Thank you, that eases my mind. What is a guaranteed connection I assume it means the other train as to wait.

Thanks again

ukjack


----------



## AmtrakBlue (Jun 1, 2016)

ukjack said:


> Thank you, that eases my mind. What is a guaranteed connection I assume it means the other train as to wait.
> 
> Thanks again
> 
> ukjack


A guaranteed connection is either the next train waits or Amtrak will either bus you to catch up to it or they'll put you up for the night and put you on another train the next day. All depends on timing. The next day's train may not have he same accommodations you reserved - like if you have a roomette reserved and the next day's train's roomettes are already sold out, then you probably will be put in coach.
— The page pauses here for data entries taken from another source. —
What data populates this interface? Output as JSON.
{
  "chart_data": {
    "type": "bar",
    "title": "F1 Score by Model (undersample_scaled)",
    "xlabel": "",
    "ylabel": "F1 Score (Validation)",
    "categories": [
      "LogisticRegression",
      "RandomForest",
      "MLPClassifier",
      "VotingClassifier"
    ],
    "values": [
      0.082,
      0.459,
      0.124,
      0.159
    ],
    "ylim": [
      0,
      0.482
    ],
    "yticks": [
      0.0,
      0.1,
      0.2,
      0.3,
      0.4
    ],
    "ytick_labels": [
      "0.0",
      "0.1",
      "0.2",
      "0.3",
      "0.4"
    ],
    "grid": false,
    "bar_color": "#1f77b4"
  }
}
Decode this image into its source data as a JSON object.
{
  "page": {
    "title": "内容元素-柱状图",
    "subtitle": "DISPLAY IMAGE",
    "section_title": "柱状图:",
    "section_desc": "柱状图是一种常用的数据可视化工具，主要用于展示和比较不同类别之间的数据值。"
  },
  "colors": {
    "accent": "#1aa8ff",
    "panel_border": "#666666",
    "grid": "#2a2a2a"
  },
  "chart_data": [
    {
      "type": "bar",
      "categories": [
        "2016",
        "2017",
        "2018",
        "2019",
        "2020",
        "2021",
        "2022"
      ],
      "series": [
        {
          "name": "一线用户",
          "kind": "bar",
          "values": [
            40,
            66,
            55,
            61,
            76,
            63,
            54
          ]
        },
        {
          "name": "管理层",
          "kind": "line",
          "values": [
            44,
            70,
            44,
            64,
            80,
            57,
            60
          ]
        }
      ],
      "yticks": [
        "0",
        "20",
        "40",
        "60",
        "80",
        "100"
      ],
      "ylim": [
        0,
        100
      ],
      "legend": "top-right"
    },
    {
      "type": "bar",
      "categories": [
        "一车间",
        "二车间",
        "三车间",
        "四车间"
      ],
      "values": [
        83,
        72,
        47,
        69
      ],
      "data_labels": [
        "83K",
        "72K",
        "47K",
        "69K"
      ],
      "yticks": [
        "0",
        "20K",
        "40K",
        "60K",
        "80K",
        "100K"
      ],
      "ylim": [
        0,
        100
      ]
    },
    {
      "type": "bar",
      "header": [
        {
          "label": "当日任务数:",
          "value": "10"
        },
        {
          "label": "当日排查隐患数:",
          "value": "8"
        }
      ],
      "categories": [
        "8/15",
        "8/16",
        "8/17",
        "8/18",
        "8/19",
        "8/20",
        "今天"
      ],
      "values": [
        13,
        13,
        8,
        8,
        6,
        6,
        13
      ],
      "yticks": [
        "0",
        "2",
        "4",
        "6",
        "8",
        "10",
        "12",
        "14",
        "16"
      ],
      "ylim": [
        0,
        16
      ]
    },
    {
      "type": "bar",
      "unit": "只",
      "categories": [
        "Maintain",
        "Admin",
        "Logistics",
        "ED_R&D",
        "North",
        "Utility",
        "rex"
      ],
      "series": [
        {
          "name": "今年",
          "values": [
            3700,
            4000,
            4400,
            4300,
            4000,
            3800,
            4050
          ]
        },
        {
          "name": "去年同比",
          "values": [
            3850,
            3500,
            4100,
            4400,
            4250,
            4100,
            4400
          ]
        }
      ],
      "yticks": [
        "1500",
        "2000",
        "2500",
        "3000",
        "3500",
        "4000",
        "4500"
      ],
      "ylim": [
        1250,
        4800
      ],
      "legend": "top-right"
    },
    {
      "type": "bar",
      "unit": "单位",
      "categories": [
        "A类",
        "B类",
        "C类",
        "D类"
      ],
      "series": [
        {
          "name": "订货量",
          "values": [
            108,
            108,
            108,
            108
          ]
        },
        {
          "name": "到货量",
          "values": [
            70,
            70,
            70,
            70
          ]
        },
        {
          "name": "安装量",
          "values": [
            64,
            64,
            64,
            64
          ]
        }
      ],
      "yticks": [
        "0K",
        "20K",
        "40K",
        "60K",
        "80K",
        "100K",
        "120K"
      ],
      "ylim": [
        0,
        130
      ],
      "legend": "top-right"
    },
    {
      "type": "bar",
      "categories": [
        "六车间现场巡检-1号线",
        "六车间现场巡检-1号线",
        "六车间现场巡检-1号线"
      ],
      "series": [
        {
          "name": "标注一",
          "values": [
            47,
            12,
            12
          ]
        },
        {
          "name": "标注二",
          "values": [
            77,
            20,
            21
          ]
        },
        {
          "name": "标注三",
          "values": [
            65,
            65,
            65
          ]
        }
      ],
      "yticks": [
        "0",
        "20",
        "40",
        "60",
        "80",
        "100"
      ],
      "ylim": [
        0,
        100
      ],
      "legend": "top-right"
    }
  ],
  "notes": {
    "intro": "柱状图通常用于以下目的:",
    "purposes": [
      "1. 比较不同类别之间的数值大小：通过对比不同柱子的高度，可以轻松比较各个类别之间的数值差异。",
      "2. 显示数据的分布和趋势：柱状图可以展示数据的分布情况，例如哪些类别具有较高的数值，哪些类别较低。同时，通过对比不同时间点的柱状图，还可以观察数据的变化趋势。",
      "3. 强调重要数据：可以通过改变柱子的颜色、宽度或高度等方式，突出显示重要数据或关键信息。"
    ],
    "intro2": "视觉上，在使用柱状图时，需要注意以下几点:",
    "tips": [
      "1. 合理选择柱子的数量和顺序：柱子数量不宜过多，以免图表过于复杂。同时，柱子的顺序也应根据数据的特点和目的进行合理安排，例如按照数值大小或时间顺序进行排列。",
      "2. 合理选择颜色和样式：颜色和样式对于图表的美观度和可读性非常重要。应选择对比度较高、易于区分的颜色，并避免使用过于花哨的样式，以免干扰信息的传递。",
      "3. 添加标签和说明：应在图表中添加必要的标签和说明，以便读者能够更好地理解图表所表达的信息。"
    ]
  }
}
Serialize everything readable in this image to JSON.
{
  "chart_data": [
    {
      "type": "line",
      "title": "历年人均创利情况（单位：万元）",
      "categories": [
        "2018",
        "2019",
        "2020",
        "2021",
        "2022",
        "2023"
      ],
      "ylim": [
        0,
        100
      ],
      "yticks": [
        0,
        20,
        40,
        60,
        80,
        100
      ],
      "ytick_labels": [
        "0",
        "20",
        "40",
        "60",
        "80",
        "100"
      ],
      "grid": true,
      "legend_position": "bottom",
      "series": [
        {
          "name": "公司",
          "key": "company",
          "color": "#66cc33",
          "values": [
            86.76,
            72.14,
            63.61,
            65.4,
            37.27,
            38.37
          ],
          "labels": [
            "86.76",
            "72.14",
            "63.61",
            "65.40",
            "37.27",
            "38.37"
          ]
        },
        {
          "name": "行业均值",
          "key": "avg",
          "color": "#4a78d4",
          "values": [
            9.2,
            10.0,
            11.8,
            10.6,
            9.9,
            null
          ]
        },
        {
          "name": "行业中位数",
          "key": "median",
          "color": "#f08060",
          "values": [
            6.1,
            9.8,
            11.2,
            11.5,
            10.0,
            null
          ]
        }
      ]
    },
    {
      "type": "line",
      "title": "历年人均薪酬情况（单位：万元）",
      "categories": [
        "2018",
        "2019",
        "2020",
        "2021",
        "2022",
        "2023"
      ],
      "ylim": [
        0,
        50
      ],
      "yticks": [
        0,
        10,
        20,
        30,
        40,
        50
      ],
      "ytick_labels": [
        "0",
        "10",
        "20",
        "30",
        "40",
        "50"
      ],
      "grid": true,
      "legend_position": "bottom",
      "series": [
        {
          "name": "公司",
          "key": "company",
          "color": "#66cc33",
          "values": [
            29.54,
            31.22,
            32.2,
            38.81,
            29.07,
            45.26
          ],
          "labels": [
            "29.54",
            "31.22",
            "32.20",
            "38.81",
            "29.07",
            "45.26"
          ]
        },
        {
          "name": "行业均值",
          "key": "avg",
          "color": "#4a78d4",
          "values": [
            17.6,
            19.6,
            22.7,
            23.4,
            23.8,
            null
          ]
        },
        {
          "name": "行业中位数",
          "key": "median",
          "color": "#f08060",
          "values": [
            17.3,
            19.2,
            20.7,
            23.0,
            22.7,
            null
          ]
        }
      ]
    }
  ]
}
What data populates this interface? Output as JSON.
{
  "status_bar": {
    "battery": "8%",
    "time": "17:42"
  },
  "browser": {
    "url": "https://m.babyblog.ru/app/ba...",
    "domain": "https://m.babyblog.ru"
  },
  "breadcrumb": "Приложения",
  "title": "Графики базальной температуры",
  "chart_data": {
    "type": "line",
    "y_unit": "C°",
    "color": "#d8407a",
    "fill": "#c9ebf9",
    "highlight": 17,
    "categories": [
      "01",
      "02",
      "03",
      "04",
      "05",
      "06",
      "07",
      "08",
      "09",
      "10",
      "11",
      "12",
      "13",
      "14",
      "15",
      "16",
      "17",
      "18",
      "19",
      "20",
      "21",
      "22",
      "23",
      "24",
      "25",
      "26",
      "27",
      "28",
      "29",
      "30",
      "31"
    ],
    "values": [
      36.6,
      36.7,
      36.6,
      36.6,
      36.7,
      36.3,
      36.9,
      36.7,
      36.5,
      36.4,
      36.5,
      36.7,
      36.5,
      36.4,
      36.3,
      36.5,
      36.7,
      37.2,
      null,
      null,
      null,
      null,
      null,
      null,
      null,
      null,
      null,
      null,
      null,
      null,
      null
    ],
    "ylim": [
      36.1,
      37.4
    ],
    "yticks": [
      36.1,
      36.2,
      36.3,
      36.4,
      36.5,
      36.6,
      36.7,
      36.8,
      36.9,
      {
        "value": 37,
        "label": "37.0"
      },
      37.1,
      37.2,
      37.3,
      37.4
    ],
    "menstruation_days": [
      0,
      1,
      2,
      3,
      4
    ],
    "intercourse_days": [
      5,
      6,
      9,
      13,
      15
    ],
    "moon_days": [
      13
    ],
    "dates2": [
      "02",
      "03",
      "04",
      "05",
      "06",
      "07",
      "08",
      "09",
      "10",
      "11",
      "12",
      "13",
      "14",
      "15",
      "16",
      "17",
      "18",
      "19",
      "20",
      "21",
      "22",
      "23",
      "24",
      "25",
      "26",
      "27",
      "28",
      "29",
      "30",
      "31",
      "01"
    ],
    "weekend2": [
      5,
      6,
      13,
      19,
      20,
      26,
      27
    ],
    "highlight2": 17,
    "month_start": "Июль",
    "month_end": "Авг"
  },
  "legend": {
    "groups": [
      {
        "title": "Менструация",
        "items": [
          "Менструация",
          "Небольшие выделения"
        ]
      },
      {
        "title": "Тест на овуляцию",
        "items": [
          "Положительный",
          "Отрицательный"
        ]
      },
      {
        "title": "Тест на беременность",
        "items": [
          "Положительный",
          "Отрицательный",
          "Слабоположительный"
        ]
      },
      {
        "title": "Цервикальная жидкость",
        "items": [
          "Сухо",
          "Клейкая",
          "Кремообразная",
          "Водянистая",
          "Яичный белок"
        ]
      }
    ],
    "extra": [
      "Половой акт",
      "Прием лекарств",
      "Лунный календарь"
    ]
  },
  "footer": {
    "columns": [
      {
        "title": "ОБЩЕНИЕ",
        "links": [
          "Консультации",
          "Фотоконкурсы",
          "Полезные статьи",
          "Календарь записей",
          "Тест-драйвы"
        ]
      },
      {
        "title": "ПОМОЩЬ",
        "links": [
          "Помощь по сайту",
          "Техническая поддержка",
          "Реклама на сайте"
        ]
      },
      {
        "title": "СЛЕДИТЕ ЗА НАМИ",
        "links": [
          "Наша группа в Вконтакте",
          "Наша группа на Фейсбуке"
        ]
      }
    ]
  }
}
But with 449/49, 449 should arrive at Albany before 49, but either way, I don't think the train will leave until both trains have arrived at Albany.


----------



## Railroad Bill (Jun 1, 2016)

In most cases it means that if your train is late and the connecting train had to leave without you, Amtrak would do one of several options:

Put you on a bus and make the connection down the line

Put you up in a hotel in the connecting city and make arrangements for you to take the next day's train

Put you on another train that has a similar destination (for us in CLE, they might put us on the LSL if we missed the Cap Ltd out of Chicago)

There are also other options that Amtrak has used in the past that are too numerous to mention.

As Betty said, your 449 to 49 should not be a problem since they had traditionally been the "same train"


----------